望遠鏡をお探しとはいえ、あえて双眼鏡をおすすめしたいですね。彗星や星団、星雲のような広がりのある天体を見るには、 望遠鏡ではなく、低倍率で、視野角の広い双眼鏡が適している場合もあるのです。 それに、双眼鏡は何より軽くて手軽です。 そして両眼で見るので、子どもにも初心者にも見えやすいです。 ところで望遠鏡は、片目で見ます(プリズムで分けて両目で見ることもできますが)。 双眼鏡は文字どおり両目で見るのですが、両目で見えると立体感が出て、天体望遠鏡で硬めで夜空を見るよりも印象面で大きな差がでます。 天体望遠鏡は双眼鏡より価格が高いですが、双眼鏡なら2万円で普通のクラスが買えます。 2万円で最低ランクの望遠鏡を買うよりは、双眼鏡で宇宙観測する方がおすすめです。

実際には、望遠鏡より双眼鏡の方が倍率が低いので、惑星を見るのには適当ではないですが、カンタンに、すぐに夜空を見回せるというのはすごい利点です。 また家の前に他のビルやお店などの照明がなくて星が見える暗さがなければ、 出かけなければきれいな星空には出会えません。その場合、望遠鏡はかさばるし、重いので、車で移動となります。 一方双眼鏡なら1kg 以下なので、ケースに入れて肩にかけて持ち運べます。

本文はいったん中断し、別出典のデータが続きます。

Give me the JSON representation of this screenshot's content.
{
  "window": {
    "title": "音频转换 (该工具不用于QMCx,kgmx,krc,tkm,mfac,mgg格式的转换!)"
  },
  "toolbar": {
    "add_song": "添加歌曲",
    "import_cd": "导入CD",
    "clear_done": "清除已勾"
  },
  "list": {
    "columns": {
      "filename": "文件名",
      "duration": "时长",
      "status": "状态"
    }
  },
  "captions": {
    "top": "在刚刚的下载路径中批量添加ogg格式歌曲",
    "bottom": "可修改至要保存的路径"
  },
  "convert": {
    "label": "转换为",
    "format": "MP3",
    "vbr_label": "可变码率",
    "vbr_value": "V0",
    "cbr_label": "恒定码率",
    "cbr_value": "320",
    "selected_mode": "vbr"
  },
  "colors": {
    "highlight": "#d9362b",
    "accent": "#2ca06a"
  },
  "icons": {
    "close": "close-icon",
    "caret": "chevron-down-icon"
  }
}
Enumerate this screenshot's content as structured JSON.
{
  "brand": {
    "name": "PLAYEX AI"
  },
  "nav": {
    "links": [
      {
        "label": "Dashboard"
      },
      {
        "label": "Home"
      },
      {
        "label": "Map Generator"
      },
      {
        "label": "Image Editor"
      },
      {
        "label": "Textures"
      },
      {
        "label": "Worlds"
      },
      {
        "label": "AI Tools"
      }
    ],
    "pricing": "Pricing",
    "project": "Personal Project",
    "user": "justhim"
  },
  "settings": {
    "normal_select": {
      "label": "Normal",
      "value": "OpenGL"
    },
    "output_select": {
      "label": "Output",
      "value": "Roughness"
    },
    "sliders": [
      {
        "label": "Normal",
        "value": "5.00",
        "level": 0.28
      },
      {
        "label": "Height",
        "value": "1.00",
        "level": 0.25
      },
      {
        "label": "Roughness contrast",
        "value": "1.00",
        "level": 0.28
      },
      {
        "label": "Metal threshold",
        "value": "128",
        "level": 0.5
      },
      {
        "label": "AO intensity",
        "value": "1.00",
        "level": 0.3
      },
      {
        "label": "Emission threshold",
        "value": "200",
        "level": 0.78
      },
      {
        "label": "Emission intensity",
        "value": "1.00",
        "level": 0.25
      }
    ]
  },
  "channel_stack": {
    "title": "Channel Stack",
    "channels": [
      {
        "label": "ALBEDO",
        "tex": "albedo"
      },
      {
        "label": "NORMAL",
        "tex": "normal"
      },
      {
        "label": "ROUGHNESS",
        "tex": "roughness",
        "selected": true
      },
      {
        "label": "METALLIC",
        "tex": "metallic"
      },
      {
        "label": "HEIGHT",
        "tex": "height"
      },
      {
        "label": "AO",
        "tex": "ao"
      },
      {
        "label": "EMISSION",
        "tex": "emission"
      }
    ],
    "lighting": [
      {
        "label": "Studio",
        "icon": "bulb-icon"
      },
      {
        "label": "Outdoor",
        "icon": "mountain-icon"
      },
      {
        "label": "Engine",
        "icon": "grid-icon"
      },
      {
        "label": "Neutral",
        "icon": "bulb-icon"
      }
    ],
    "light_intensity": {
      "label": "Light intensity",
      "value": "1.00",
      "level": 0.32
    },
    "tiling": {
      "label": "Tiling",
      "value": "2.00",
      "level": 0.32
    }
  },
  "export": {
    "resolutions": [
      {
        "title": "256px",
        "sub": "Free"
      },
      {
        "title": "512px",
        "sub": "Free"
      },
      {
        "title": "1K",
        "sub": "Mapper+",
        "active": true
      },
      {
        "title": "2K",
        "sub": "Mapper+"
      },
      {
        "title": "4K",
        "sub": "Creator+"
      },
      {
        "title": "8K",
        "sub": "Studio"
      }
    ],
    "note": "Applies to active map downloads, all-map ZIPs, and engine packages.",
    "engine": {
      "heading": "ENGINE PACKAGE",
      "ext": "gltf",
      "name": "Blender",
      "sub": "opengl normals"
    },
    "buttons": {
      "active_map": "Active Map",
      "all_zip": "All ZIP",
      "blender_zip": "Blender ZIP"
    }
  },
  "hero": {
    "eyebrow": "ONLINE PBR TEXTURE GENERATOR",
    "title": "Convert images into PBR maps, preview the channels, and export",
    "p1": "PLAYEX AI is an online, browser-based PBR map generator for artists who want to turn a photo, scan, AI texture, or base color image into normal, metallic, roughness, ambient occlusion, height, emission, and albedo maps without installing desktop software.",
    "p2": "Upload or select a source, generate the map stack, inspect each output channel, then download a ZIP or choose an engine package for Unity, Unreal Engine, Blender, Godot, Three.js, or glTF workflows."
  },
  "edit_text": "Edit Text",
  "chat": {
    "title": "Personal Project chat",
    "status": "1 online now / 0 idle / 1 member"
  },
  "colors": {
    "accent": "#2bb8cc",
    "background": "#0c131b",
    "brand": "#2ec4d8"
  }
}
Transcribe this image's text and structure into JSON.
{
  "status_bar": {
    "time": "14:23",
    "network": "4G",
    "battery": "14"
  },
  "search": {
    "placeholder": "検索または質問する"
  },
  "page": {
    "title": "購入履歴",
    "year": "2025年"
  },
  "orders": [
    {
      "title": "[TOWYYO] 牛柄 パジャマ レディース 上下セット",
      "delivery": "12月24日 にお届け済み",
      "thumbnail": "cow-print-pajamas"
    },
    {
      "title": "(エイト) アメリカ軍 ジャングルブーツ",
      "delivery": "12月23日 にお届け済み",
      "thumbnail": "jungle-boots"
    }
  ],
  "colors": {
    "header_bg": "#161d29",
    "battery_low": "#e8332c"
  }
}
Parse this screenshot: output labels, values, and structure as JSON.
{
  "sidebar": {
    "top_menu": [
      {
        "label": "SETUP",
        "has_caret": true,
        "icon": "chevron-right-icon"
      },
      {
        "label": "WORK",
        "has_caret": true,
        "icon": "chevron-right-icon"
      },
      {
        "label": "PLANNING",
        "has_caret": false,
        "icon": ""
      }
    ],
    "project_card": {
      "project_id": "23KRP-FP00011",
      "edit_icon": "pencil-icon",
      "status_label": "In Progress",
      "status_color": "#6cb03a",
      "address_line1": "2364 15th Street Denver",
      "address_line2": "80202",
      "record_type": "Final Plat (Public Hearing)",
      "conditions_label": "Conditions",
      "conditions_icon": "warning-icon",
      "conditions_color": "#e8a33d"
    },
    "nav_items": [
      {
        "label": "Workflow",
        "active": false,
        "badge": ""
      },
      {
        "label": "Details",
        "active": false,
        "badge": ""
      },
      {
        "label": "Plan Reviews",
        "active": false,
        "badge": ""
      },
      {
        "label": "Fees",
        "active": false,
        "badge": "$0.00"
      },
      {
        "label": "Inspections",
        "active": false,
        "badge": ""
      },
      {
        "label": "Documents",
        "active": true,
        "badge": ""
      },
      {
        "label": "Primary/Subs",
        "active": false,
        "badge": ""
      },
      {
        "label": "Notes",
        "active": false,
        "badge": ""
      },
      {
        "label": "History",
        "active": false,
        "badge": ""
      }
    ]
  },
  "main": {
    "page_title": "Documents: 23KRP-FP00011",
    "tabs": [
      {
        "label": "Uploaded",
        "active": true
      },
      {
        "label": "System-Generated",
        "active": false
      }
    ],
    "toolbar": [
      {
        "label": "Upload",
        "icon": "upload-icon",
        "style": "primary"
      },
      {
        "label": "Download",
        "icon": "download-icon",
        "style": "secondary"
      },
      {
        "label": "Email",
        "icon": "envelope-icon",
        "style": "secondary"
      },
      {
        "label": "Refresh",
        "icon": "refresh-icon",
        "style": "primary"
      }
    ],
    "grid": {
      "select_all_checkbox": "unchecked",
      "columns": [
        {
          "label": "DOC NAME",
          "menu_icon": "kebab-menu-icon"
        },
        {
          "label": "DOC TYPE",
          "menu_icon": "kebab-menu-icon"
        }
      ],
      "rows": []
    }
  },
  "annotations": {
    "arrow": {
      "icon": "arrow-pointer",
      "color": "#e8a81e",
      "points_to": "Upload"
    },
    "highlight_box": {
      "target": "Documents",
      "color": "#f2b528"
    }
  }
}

おすすめの双眼鏡は、7X50(口径 50 mm、倍率7倍)のものです。たとえば、ビクセンならULTIMA Z 7×50です。 もし重いと感じたら、8X42もいいでしょう。持ったときに重過ぎて自在に操れないと、すぐに疲れてしまうますから。 なお、高倍率のものは昼間用として使いますので、低倍率で宇宙観測しましょう。